The Córdoba grandparents had other ideas, however. The table was covered with pastas, chicken, potatoes, beef, vegetable dishes, salads, bread, refried beans, and of course, tortillas. Mexican grandmothers are the best Food Pushers there ever were and we ended up eating a meal-sized snack. Oy vey. Although the room was a bit tense and quiet when we first arrived, we soon fell comfortably into a broken Spanglish conversation which leaned (this sounds incorrect…) towards Spanish más translation. Although I've previously spent whole weekends speaking Spanish followed by English-heavy weeks with the ND crew, I've never done so much rapid language switching. This previous sentence probably gives you a pretty good idea of how strugglesome my English has been this week. I had to ask my mom for multiple basic words, such as tusks, unload, and orchid. As Charlie said, "she doesn't speak well English." Despite the language barrier, we managed to have a great time. I braided abuela's hair because her ponytail was causing a headache, sampled some of abuelo's fancy tequila, and secretly made jokes about my family with my host family. After exchanging hugs, Feliz Navidad's and some small presents, we moved on to the next set of grandparents.

This is where the real dinner began. The menu included hammed (there's a Spanish word for this, maybe not English though) turkey, cheesy potatoes, quiche, pasta, fruit salad, spinach salad, chicken, fish, and deviled eggs.
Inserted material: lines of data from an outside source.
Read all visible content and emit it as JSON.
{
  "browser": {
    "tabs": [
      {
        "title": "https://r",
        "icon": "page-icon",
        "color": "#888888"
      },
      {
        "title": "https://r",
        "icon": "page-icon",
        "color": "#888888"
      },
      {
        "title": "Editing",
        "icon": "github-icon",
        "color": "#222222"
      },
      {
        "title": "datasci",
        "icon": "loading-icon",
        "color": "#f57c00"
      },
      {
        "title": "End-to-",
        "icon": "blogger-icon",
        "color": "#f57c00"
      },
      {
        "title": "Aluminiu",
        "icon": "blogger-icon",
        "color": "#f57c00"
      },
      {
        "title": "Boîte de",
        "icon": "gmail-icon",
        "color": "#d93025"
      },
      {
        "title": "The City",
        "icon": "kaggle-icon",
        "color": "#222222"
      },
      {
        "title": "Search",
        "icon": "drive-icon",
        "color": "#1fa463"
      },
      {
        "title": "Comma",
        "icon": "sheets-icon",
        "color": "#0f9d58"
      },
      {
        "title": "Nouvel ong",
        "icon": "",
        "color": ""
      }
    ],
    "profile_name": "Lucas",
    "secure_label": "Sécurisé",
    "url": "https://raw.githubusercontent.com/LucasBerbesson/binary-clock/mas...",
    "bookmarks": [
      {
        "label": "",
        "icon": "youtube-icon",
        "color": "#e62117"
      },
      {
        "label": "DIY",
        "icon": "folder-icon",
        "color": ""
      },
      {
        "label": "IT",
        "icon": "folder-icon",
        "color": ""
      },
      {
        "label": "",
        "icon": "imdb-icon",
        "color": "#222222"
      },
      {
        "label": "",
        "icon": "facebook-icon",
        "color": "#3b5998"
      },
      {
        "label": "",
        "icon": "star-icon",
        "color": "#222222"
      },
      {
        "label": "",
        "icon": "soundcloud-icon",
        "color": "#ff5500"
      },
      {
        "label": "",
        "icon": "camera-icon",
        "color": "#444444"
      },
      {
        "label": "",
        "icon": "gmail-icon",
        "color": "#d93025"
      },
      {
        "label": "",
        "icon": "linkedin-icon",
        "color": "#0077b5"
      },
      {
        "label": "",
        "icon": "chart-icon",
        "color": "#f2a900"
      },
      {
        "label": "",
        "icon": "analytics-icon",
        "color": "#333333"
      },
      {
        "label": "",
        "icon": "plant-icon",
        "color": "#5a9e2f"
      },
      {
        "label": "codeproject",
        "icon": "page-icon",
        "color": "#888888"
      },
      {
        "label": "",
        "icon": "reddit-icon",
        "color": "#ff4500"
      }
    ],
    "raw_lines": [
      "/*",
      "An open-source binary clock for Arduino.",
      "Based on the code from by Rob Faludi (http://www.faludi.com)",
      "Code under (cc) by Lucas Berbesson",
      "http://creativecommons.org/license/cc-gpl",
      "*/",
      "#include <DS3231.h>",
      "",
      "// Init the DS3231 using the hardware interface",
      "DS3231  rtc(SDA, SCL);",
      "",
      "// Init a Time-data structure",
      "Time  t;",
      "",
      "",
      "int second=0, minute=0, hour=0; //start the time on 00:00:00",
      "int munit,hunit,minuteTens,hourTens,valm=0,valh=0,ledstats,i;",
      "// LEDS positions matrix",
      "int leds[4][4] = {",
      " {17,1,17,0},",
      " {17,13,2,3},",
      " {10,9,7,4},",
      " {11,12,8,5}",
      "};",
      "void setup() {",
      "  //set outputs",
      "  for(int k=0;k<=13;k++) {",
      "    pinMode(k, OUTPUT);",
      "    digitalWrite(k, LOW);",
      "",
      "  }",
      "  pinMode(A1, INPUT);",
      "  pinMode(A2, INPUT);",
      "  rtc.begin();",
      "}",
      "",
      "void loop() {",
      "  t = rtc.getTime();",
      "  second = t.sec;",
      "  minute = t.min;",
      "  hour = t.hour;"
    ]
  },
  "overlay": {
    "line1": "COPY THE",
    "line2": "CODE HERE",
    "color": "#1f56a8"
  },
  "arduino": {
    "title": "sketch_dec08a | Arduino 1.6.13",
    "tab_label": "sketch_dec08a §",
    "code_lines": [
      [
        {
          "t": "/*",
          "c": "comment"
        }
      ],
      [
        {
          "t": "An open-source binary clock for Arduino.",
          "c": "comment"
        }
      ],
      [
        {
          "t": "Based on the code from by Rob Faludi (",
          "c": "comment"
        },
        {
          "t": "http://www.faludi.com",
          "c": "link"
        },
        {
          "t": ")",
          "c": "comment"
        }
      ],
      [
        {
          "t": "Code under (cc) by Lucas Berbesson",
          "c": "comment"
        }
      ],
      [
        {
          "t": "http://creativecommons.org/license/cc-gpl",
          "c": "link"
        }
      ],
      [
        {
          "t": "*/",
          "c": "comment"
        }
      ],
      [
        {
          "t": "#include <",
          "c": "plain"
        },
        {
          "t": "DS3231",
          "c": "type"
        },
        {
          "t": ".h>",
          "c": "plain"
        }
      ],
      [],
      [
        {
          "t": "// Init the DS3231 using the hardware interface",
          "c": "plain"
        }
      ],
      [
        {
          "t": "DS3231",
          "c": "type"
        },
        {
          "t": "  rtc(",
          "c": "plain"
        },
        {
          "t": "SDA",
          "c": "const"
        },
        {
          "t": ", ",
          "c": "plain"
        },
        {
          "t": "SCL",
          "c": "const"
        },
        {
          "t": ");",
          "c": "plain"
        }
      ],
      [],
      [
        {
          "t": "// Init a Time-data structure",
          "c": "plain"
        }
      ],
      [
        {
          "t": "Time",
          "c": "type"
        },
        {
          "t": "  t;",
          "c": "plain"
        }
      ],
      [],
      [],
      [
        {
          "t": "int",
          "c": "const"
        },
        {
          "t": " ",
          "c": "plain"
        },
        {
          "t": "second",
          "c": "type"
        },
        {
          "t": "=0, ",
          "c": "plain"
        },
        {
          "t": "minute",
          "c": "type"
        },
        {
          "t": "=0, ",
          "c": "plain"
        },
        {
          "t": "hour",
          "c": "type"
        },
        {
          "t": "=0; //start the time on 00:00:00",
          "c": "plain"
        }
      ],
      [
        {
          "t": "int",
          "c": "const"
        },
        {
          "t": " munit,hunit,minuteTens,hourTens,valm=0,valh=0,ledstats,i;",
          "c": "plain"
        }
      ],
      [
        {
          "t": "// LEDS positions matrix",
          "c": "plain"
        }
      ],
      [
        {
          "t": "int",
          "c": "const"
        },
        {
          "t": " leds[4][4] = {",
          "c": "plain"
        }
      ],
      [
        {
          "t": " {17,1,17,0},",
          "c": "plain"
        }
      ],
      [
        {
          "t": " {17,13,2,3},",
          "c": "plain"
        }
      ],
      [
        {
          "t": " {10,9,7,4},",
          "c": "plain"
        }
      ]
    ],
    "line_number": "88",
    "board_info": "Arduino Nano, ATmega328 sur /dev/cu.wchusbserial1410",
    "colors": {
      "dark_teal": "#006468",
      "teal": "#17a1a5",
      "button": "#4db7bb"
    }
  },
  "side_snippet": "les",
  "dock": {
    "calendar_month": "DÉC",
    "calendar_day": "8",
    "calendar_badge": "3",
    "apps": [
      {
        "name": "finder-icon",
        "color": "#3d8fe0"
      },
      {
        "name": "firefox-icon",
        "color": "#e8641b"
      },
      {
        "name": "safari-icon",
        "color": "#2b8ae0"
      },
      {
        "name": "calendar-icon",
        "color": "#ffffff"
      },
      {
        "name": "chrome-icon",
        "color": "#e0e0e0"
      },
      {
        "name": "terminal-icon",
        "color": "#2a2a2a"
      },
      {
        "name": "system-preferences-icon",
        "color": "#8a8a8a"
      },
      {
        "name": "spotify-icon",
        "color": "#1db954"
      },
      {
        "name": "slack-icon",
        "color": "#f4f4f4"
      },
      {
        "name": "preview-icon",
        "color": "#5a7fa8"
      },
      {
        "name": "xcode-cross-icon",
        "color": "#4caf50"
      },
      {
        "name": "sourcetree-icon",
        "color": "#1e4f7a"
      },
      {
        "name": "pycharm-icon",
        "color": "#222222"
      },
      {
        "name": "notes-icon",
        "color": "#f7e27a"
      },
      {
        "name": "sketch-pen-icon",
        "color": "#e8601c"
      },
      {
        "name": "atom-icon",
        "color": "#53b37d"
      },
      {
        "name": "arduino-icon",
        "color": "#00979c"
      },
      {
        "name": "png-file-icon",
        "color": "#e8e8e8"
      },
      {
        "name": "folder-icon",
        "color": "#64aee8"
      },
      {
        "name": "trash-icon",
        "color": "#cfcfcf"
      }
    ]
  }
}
Not to mention the dessert table. Mama Olivia and Mama Redline spent a good half-an-hour circling the table and sharing food vocabulary. Considering that neither speaks the other's language, it took some very patient, open-mindedness. ¿Qué preciosa, no? While post-dinner chatting with some host cousins, I had a realization. I am comfortable in Mexico. Six months ago, I would have been sitting with my family, afraid to speak Spanish or sit with people I didn't know well. Now, I don't flinch at rattling off imperfect Spanish to a stranger or sitting down to platicar with someone I just met. I am no longer afraid of conversation. This seems silly, but I honestly used to avoid talking with people I didn't know well enough. This included vague elementary school acquaintances, friends of friends, and customer service employees at Target. No más.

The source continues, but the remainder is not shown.